Over the weekend I quibbled with a financial analyst’s claim that airlines make more money selling miles than selling air transportation.
- There have certainly been times when this was true, when United was in bankruptcy years ago the mileage program was the only profitable part of the airline.
- In most recent times it hasn’t been quite true as low fuel prices have driven profits from actually flying.
Nonetheless, airlines have discovered a true holy grail. In nearly every business marketing is an expense. To major airlines marketing is a (huge) profit center.
Most competitive businesses work hard to offer a continually better product at lower cost while US legacy airlines with Basic Economy fares are striving to provide less at the same price in order to get customers to pay more.

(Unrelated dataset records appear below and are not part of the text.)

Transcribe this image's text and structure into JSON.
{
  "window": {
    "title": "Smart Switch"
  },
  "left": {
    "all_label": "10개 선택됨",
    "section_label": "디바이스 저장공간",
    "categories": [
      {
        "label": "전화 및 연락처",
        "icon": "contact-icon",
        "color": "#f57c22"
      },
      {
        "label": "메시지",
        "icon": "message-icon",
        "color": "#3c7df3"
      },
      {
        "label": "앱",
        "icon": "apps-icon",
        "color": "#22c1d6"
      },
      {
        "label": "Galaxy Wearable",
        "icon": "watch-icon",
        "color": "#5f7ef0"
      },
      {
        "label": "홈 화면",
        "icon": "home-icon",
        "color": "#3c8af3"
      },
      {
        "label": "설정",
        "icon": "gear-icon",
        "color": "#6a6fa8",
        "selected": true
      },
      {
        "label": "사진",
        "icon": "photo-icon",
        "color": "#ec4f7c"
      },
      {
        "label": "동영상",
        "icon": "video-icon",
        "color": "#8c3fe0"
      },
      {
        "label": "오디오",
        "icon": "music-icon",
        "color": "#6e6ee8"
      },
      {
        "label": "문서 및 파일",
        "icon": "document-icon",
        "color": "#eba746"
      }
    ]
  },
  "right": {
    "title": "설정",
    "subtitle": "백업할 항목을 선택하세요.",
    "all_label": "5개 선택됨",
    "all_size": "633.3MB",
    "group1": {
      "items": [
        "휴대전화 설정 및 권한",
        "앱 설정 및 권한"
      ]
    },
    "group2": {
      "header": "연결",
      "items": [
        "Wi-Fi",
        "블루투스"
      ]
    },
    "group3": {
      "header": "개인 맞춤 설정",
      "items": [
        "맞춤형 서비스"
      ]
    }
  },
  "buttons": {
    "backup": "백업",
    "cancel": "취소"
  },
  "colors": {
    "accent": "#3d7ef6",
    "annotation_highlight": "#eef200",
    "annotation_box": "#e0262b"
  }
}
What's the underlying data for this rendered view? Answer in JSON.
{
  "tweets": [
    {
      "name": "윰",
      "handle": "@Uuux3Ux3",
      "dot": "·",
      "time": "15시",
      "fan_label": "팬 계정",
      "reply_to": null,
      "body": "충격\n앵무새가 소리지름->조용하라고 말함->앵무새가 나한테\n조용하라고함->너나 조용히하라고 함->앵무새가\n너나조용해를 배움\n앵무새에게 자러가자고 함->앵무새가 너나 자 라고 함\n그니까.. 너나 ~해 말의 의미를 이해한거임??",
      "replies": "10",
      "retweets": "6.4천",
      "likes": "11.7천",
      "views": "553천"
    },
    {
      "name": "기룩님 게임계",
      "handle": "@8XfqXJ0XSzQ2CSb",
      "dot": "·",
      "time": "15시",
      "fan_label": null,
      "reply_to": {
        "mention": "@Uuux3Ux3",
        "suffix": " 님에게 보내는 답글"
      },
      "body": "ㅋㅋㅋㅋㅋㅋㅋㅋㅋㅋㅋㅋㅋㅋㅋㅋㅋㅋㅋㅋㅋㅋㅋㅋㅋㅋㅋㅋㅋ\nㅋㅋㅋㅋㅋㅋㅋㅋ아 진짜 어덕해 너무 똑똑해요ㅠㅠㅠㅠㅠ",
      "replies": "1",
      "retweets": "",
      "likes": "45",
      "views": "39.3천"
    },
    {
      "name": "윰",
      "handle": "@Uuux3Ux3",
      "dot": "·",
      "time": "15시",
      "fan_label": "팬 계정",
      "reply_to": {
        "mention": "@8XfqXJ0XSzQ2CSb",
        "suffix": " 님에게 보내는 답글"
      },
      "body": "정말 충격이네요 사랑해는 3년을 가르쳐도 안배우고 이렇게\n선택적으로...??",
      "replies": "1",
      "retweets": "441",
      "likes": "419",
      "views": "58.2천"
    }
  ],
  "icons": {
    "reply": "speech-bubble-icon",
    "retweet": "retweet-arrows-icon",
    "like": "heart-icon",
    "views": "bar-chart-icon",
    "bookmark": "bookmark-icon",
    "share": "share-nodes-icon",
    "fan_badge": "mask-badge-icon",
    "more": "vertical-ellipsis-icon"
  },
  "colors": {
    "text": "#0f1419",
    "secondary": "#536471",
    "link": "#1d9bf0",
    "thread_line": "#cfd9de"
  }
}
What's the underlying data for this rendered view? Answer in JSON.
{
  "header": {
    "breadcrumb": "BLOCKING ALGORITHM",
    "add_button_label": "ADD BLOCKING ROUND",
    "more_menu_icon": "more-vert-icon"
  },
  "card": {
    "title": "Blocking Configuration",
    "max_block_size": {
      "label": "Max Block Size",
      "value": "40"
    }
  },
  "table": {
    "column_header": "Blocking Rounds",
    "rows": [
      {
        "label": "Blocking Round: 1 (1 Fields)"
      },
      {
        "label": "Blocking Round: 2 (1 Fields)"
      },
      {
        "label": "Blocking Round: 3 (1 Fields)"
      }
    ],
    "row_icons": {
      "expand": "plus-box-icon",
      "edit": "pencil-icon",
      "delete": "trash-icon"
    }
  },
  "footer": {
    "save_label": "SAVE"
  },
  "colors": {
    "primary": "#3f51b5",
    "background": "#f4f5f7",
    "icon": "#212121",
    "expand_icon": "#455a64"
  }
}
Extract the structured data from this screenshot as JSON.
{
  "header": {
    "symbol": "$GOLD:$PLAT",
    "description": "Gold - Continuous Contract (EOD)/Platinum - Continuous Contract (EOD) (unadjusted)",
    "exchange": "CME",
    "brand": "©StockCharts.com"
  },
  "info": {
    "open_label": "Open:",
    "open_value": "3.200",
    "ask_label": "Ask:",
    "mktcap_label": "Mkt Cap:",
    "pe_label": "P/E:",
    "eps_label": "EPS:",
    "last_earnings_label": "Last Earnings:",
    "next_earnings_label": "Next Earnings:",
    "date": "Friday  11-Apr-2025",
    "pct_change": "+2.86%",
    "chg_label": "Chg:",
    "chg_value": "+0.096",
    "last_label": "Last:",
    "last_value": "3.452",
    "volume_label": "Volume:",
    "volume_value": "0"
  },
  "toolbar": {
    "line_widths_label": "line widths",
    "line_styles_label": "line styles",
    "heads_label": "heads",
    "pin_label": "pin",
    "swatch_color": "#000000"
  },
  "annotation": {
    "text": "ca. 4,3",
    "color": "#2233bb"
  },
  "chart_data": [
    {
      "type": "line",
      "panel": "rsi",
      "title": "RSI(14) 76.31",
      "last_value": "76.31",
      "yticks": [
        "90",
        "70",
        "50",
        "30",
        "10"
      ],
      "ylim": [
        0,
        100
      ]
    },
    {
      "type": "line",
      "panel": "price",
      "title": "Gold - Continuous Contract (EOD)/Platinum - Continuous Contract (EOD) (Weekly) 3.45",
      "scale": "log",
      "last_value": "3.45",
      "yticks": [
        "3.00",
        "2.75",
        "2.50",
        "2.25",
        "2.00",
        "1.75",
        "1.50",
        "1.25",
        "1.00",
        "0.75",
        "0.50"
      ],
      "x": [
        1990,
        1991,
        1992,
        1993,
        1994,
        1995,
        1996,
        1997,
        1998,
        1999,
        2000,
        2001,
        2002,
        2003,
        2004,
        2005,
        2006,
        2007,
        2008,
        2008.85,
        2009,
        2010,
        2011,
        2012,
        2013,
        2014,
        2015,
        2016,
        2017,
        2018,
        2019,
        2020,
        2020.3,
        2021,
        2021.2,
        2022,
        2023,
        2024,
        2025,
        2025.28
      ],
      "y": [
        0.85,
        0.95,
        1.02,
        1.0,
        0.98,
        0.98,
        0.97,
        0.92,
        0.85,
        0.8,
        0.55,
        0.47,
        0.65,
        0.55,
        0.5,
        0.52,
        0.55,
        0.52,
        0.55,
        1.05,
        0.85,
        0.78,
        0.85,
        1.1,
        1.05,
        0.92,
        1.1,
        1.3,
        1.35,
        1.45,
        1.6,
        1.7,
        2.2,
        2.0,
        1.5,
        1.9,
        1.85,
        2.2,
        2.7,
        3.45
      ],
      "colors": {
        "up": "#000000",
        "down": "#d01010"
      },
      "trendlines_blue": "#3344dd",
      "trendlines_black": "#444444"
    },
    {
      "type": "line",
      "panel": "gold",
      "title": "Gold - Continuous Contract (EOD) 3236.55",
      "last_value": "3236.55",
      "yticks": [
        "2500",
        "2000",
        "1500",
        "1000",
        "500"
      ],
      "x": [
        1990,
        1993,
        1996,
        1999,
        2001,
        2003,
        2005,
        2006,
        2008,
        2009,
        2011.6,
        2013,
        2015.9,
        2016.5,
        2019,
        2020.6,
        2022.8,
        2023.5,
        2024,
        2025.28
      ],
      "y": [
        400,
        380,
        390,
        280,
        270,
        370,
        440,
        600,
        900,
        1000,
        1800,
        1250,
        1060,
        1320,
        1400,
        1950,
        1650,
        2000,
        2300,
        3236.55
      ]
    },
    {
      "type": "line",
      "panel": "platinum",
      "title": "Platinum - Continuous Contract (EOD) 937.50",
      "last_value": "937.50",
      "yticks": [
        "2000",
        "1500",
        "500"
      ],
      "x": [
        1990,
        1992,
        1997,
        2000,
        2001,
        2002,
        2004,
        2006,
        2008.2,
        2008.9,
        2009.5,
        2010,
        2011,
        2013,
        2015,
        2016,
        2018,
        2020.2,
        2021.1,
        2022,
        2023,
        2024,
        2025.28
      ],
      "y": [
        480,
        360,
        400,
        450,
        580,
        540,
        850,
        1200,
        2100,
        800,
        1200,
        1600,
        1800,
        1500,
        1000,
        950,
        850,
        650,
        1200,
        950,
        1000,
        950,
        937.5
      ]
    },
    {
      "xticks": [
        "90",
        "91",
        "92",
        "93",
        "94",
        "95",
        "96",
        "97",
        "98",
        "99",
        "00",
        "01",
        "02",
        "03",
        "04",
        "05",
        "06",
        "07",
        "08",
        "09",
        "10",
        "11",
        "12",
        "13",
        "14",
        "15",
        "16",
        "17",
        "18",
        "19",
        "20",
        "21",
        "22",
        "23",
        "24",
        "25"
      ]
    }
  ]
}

Alaska Airlines, the airline with the nation’s second highest operating margin behind Allegiant, and one of the best on-time performances to boot, seems to understand the value of its frequent flyers.
Key points Alaska makes:
- Something that I missed in the announced future of Virgin America and strategic plans for Alaska Airlines moving forward is that (as reported by Airline Weekly) “30% of its Mileage Plan members hold an Alaska-branded credit card.” (Of course it’s possible that only 10% of Mileage Plan members have the card, but they have three each – hah.)
- MileagePlan members are 65% more likely to book direct than non-members and generate four times as much revenue for the airline. (Whereas American Airlines has been emphasizing the 85% of people flying once a year who generate half their revenue, to the exclusion of the 15% of more frequent flyers generating the other half, Alaska seems to be interested in the reverse.)